À travers The Dictator’s Handbook, Bruce Bueno de Mesquita et Alastair Smith se sont intéressés aux intentions qui animent nos dirigeants depuis l’Antiquité jusqu’à nos jours. Une recherche historique de près de dix-huit années pendant lesquelles les auteurs sont partis d’un postulat simple : les calculs personnels sont les forces motrices en politique.

Il n’a jamais été question de savoir bien gouverner. Il n’est pas question non plus d’un prétendu « Nous, le Peuple ». Il s’agit de parvenir au pouvoir, s’y maintenir, et garder le plus de contrôle possible sur les flux de revenus.

Avant toute chose, il est essentiel de cesser de croire que nos dirigeants, quels qu’ils soient, se suffisent à eux-mêmes. Cette idée, communément admise, est erronée. L’exercice du pouvoir n’est pas unilatéral. Kim Jong-un, Adolf Hitler, Joseph Staline, Gengis Khan ou Louis XIV n’ont jamais été seuls à gouverner. En politique, l’autorité absolue n’existe pas.

Les cinq règles de base

Pour conserver le pouvoir, cinq règles élémentaires doivent être suivies :

    • Règles n°1 : garder une coalition aussi étroite que possible. Il s’agit d’un groupe de personnes dont le soutien est indispensable pour se maintenir au pouvoir. La taille de cette coalition diffère selon la nature du régime, mais plus elle est étroite, et plus il est simple de la contrôler. Dans une autocratie au régime militaire, il s’agit de l’armée.
    • Règle n°2 : garder un large sélectorat nominal. Cela consiste à s’entourer de personnes aisément interchangeables afin de remplacer les rivaux potentiels au sein de la coalition ou des influenceurs.

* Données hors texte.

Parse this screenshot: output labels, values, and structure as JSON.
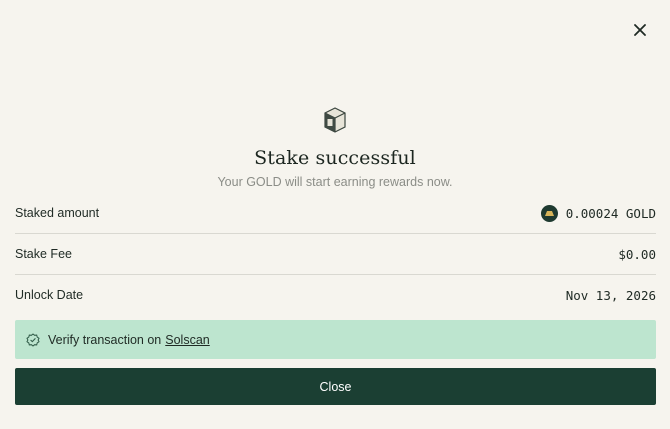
{
  "dialog": {
    "close_icon": "close-icon",
    "hero_icon": "gold-cube-icon",
    "title": "Stake successful",
    "subtitle": "Your GOLD will start earning rewards now."
  },
  "details": [
    {
      "label": "Staked amount",
      "value": "0.00024 GOLD",
      "icon": "gold-coin-icon"
    },
    {
      "label": "Stake Fee",
      "value": "$0.00"
    },
    {
      "label": "Unlock Date",
      "value": "Nov 13, 2026"
    }
  ],
  "verify": {
    "icon": "verified-badge-icon",
    "text": "Verify transaction on",
    "link": "Solscan"
  },
  "actions": {
    "close_label": "Close"
  },
  "colors": {
    "background": "#f6f4ee",
    "primary_button": "#1b3f33",
    "verify_banner": "#bde5cf"
  }
}
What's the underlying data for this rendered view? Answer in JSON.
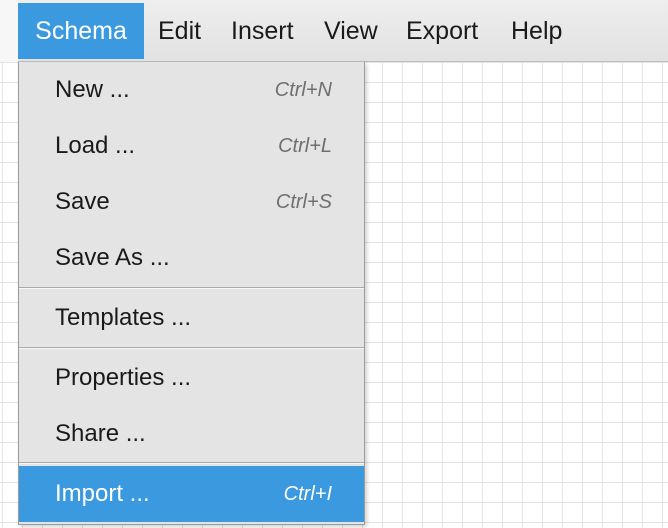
{
  "menubar": {
    "items": [
      {
        "label": "Schema"
      },
      {
        "label": "Edit"
      },
      {
        "label": "Insert"
      },
      {
        "label": "View"
      },
      {
        "label": "Export"
      },
      {
        "label": "Help"
      }
    ]
  },
  "dropdown": {
    "items": [
      {
        "label": "New ...",
        "shortcut": "Ctrl+N"
      },
      {
        "label": "Load ...",
        "shortcut": "Ctrl+L"
      },
      {
        "label": "Save",
        "shortcut": "Ctrl+S"
      },
      {
        "label": "Save As ...",
        "shortcut": ""
      },
      {
        "label": "Templates ...",
        "shortcut": ""
      },
      {
        "label": "Properties ...",
        "shortcut": ""
      },
      {
        "label": "Share ...",
        "shortcut": ""
      },
      {
        "label": "Import ...",
        "shortcut": "Ctrl+I"
      }
    ]
  },
  "colors": {
    "accent": "#3b99e0",
    "menubar_bg": "#e8e8e8",
    "dropdown_bg": "#e4e4e4"
  }
}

Dans une démocratie, il s’agit des personnes qui peuvent voter. C’est la raison pour laquelle certains partis se positionnent en faveur de politiques migratoires, ou pourquoi un suffrage universel direct a été instauré dans la constitution soviétique de 1936.
    • Règle n°3 : garder un contrôle sur les ressources et accroître la dépendance envers l’État. Il vaut mieux que les autres dépendent de vous plutôt qu’ils se nourrissent par eux-mêmes. La redistribution des richesses permet d’enrichir un groupe soigneusement sélectionné. Ainsi, la taxation favorise les groupes qui soutiennent le dirigeant, au détriment de ceux qui l’opposent.
    • Règle n°4 : s’assurer de la loyauté de ses soutiens en les enrichissant suffisamment. Le but est d’éviter qu’ils vous remplacent par quelqu’un d’autre. C’est la raison pour laquelle le parti démocrate aux États-Unis dépense autant d’argent dans des programmes sociaux, ou pourquoi Robert Mugabe avait enrichi son armée face au risque d’un coup d’État militaire.
    • Règle n°5 : ne jamais privilégier l’enrichissement du peuple au détriment de la coalition. Les politiques favorables aux masses ne renforcent évidemment pas la loyauté des membres de celle-ci. C’est la raison pour laquelle Jules César a été assassiné après avoir fait l’erreur d’adopter une série de mesures favorables à la population, comme la réformation du système des impôts, et d’instaurer un contrôle sévère sur les gouverneurs des provinces.

     

  • De façon cynique, mais lucide, les chercheurs démontrent qu’il n’existe pas de différence substantielle entre un autocrate et un démocrate. Là où le premier repose sur une coalition plus étroite pour se maintenir au pouvoir, le second tire sa légitimité d’un plus grand nombre d’individus, et devra donc adapter sa politique en conséquence : « The size of this group determines almost everything about politics. »Par conséquent, les auteurs rejettent la classification binaire, voire manichéenne, qui oppose une démocratie et une dictature. Selon eux, il serait plus pertinent de classer les gouvernements en fonction de la taille de la coalition, critère essentiel pour saisir les subtilités entre ces deux régimes, dont l’opposition s’avère, en réalité, bien trop superficielle.Outil essentiel pour comprendre les rouages du pouvoir, cet ouvrage changera définitivement votre vision de la politique.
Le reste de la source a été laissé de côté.